There’s waste in every organization. Waste is defined as anything that adds cost to a production process that does not add value to your product. Ignoring waste in your organization puts your business is at a competitive disadvantage.
“As an external auditor, I have the opportunity to see across the entire enterprise when I work with clients,” says Pat Ross, principal with Haskell & White LLP. “That holistic, external view of the company’s departments has helped me identify the best practices for recognizing and eliminating waste in a company’s production process. Companies that engage in waste elimination on an ongoing basis reduce costs while increasing efficiencies.
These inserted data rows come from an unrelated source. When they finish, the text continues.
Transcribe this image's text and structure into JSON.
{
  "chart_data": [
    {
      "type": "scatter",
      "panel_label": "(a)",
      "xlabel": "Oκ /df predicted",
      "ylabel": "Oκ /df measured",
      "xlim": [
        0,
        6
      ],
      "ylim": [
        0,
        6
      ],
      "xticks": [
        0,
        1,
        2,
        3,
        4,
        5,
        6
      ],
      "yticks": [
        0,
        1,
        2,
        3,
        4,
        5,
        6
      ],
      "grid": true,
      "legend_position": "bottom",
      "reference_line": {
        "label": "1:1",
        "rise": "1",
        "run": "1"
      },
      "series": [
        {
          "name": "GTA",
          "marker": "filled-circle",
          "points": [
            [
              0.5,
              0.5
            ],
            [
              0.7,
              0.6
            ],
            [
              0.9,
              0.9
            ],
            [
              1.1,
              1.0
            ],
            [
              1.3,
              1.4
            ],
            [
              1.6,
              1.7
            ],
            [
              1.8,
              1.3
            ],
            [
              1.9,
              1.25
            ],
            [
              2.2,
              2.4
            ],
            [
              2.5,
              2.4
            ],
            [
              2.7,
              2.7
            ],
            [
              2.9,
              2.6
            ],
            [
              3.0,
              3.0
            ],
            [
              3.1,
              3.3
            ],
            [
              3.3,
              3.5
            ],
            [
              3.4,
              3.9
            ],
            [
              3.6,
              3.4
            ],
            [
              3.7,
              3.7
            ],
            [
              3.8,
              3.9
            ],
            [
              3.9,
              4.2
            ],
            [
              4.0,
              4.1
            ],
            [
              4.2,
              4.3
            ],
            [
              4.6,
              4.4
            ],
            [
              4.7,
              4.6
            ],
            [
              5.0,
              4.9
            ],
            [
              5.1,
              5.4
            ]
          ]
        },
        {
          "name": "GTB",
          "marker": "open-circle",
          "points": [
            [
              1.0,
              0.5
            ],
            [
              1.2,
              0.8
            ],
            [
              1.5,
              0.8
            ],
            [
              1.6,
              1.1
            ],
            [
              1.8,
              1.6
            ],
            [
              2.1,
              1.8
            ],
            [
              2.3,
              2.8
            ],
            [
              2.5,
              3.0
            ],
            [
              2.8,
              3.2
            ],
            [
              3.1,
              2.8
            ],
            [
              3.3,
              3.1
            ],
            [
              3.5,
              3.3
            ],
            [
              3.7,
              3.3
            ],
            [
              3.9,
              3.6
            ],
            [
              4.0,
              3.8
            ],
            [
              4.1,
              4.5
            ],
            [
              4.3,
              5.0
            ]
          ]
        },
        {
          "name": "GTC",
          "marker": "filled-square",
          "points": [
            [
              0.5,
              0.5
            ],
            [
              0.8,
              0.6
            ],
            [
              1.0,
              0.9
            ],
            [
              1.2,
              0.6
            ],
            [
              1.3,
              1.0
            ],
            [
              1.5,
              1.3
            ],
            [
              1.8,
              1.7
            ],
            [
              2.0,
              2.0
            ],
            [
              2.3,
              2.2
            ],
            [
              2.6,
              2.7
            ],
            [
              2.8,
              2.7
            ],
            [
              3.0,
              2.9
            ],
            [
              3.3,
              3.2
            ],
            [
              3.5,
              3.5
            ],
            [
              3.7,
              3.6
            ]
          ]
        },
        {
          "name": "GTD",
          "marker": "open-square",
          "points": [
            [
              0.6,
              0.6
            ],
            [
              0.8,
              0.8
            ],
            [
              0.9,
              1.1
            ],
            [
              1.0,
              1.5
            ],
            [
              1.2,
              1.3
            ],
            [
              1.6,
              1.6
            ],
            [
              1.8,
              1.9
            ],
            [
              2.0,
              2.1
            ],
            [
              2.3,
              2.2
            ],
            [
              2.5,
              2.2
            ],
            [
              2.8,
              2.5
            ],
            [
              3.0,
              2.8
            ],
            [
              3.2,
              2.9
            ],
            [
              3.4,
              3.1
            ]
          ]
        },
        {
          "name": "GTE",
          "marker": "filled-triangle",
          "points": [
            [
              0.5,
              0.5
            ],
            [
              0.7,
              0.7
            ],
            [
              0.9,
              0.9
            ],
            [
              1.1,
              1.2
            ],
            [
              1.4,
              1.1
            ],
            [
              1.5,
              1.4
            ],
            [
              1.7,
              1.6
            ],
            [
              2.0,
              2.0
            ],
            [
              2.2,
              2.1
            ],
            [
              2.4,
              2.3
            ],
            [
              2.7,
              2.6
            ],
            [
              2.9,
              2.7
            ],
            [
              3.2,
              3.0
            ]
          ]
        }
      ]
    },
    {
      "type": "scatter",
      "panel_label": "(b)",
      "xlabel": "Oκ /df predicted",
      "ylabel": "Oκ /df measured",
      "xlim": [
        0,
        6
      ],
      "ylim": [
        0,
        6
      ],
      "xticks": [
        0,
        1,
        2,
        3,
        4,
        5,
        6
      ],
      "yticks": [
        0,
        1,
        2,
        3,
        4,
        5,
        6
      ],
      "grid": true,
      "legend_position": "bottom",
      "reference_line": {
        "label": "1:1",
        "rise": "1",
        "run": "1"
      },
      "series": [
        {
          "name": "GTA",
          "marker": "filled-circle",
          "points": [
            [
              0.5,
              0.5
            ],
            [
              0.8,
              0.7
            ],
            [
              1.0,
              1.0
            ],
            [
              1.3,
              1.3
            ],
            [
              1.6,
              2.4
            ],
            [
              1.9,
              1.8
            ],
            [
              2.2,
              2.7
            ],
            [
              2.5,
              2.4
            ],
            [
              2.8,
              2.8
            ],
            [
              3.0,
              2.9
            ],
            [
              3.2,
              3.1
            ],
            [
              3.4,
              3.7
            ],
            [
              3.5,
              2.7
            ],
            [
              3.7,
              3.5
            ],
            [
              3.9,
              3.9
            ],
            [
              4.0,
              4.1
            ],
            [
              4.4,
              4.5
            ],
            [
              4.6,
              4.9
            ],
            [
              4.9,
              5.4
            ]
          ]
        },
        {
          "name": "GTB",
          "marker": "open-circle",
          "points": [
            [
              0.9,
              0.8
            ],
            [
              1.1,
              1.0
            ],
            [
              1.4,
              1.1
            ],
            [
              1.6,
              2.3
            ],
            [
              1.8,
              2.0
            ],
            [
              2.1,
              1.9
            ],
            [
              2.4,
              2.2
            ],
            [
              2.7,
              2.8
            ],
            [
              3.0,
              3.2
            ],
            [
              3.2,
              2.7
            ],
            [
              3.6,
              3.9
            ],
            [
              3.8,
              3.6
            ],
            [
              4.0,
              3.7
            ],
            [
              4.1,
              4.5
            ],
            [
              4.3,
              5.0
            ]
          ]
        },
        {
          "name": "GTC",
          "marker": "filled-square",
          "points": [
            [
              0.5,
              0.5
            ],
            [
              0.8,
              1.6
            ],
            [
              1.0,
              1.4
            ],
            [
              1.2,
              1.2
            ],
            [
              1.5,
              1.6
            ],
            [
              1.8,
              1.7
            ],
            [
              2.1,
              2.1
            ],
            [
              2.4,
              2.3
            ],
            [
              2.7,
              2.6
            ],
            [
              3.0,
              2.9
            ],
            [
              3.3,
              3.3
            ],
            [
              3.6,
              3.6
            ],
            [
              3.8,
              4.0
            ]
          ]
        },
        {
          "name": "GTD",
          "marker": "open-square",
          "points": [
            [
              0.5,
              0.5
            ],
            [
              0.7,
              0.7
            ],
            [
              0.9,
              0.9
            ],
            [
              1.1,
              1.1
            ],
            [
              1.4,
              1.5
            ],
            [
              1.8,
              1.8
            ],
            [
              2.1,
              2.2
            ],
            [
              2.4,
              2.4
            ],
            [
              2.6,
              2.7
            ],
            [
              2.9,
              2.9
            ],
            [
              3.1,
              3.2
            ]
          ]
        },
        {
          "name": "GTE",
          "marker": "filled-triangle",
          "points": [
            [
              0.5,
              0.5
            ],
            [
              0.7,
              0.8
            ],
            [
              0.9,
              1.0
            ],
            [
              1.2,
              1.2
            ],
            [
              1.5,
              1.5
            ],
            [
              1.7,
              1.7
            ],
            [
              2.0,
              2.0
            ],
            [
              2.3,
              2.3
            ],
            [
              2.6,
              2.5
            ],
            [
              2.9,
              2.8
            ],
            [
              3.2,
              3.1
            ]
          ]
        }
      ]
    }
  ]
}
Ignore waste in your production process and a more astute competitor may just beat you in today’s global marketplace.”
Smart Business spoke with Ross about how CEOs can identify the sources of production process waste and develop an action plan to eliminate them.
What are the major categories of waste in a production processes?
While many of these waste categories apply to manufacturing processes, these elements exist to some degree in all processes, so even CEOs of service companies can benefit from reviewing the list. The list was categorized by Toyota after years of research.
1. Overproduction: The tendency to produce more than what’s needed or to produce it before it is required. Companies often over-produce when they follow the ‘just in case’ manufacturing principle instead of the ‘just in time’ manufacturing practice.
2. Waiting: This occurs whenever time is not being used efficiently. Waiting happens because the material flow may be poor, the production run too long or the distances between work centers too great. It is not unusual for a product or service to spend 99 percent of its time waiting to be finished, and time is money.
3. Transporting: Any delay in the process of delivering the product or service to the customer is a nonvalued cost. More importantly, every transport event is an opportunity for damage or loss to occur and quality to deteriorate.
4. Inappropriate processing: Think of the analogy, ‘using a sledge hammer to crack a nut.’ Are you using the right tools and processes for the job and the right people?
5. Unnecessary inventory: This is often referred to as work in progress (WIP), and it is a direct result of overproduction and waiting. Reducing WIP allows other production process problems to surface.
6. Unnecessary motion: This is related to ergonomics, and it means adding additional worker motion to the manufacturing process, such as repetitious bending, stretching or reaching. Adding motion not only slows down manufacturing, it can increase workers’ compensation claims.
7. Defects: These can be internal defects found before the sale that result in scrap, rework or delays, or they can be external defects after delivery, which result in warranty claims, repairs and lost customers. As a rule, the cost of a defect increases tenfold for each production or supply chain step.
How can CEOs determine if these waste categories exist in their companies?
Brainstorming with your team is one of the best ways to uncover sources of waste in your processes. Certainly CEOs can hire outside experts, such as consultants, but I find that many times starting with the internal team is best because the people who work on the front line frequently know the sources of waste. They usually have solutions, as well. Consider offering a financial incentive or other recognition as a way to encourage employees to identify categories of manufacturing process waste.
What is the next step?
Estimate the cost to your company for each waste category you’ve identified, and estimate a time frame for reengineering the process that’s producing the waste. Prioritize which items you’ll tackle first, by selecting the top three items that will provide the greatest financial impact and where change can be achieved within six months. Then, develop an action plan to initiate improvement through elimination or reduction of your targeted waste sources.
What constitutes a good action plan for manufacturing process waste elimination?
There are best practices for drafting and executing an action plan designed to eliminate waste:
- Develop realistic and achievable action plans.
- Assign specific accountabilities and time-lines for each step in the change process and appoint a coordinator to work with those responsible for implementation of action plans.
- Conduct weekly meetings to review progress with formal presentations.
- Develop disciplinary outcomes for non-achievement of actions and benchmarks.
- Increase accountability by holding regular sessions where each team member reports on his or her individual contribution toward successful attainment of the action plan.
- Celebrate your results. Recognizing members of the team for eliminating waste will increase employee engagement and encourage them to identify other sources of waste within your organization.